Ромка не ждал других. Вынул из-за голенища финку и легко, словно не в первый раз ему приходилось это делать, полоснул ею по левой руке, немного выше бинтов, которыми были затянуты его руки по самые запястья. Крупные капли тяжело упали на белую материю и лежали на ней, как ртуть. Красноармейцы смотрели напряженно – всем пятерым одновременно показалось, что кровь так и останется лежать, не впитываясь; так и засохнет. Но затем увидали, как по нитям поползло красное – и вздохнули облегченно.
– Темноват будет матерьяльчик! – самодовольно оскалился Ромка.
– Ничего, разберутся…
Управились быстро. Ставить знамя пошли вдвоем (мало ли что – снаряды рвутся рядом) Страшных и Медведев. Флагшток воткнули в отверстие для перископа. Эх, «фотокор» бы сюда! – какой кадр пропадает, товарищ Страшных, какой кадр!..
Немцы признали флаг сразу: обе батареи устроили салют – наперегонки застучали, только не фугасными, как до этого, а осколочными. Потом остановились те, что проходили мимо, развернулись: ах! ах! ах! Потом и до тех докатилась волна, что уже обогнули холм и на шоссе вышли. Им-то флаг виден на фоне заката – лучше не придумаешь. Повернулись – и ураган стали затопил холм. А вот уже и пехота перестраивается, поворачивает сюда, растекается в цепи и вдруг – броском – вперед!

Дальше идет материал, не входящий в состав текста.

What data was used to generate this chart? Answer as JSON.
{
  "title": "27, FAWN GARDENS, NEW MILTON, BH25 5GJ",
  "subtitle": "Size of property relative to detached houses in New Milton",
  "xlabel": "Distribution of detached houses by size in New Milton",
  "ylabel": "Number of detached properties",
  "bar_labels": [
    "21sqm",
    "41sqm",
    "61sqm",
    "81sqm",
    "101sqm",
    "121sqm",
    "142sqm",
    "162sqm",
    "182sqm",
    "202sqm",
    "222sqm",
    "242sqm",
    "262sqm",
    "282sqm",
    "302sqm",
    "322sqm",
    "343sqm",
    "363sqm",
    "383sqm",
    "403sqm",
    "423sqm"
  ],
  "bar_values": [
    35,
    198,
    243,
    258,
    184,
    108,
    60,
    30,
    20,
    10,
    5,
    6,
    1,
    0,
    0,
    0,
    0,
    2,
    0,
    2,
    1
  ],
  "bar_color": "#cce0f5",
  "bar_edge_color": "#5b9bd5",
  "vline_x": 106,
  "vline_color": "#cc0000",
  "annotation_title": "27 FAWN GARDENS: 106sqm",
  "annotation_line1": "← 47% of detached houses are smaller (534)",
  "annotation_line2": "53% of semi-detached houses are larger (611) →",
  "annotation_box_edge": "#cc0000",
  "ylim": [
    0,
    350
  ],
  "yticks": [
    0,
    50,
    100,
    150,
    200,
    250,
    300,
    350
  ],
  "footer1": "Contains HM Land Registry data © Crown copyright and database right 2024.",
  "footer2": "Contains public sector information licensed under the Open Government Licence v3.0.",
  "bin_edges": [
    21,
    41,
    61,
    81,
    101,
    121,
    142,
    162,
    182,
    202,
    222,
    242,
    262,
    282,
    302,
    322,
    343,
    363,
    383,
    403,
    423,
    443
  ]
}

– А-а-а-а!.. – бессловесный звериный рев растет над полем.
С двух сторон – сразу – сотни наперегонки. Какой там строй! какой к черту порядок! сломались цепи – сотни ревущих, ненавидящих, с пеной у рта – вперед! вперед! вперед!..
Тимофей спокойно:
– К пулеметам.
Закрыл наглухо амбразуру, взял автомат, верный припас патронов, полдюжины «лимонок». Чапа уже готов, ждет; в последний момент, правда, вернулся – шинельку прихватил; жалко с такой шинелькой расставаться, даже напоследок.
– Пошли?
Бой кончился так же быстро, как и вспыхнул. Но теперь это означало: победа окончательная; теперь оспорить ее было невозможно. А потом с реки, со старицы и от болотца стал подниматься туман. Он как-то незаметно, сразу сгустился над долиной; только вершина холма, увенчанная флагом, плыла, как остров, да сквозь серую муть блестели прямой ниткой бесчисленные костры – догорали машины.
Потом упала короткая ночь. Красноармейцы чередовались в карауле, но спать не мог никто. Ждали нападения. Его не случилось, а с рассветом снова поднялся туман – утренний, очень легкий, такая красивенькая голубоватая дымка, а когда и она рассеялась, открылась долина – пустая, даже сгоревших танков след простыл, кроме одного, подбитого возле вершины; на удивление пуста долина, будто всего несколько часов назад здесь не стояла целая дивизия. Потом все же красноармейцы разглядели тонкую цепь окопов. Их только начали копать, и сейчас всюду темнели солдатские спины.
А ровно в четыре утра откуда-то сбоку появились три «фокке-вульфа», сделали высоко в ясном небе спокойный круг, и парни впервые в жизни услышали, как воют авиабомбы, когда они летят точно в тебя.
16
1027-й стрелковый батальон был поднят ночью по боевой тревоге. Случилось это еще до полуночи, подразделения поднимались быстро и легко; они уже вторые сутки стояли в этом большом карпатском селе, растянувшемся вдоль дороги; успели отоспаться; впрочем, пока и отдыхать было не от чего – всего три дня, как воюют, и воевать-то пока не пришлось.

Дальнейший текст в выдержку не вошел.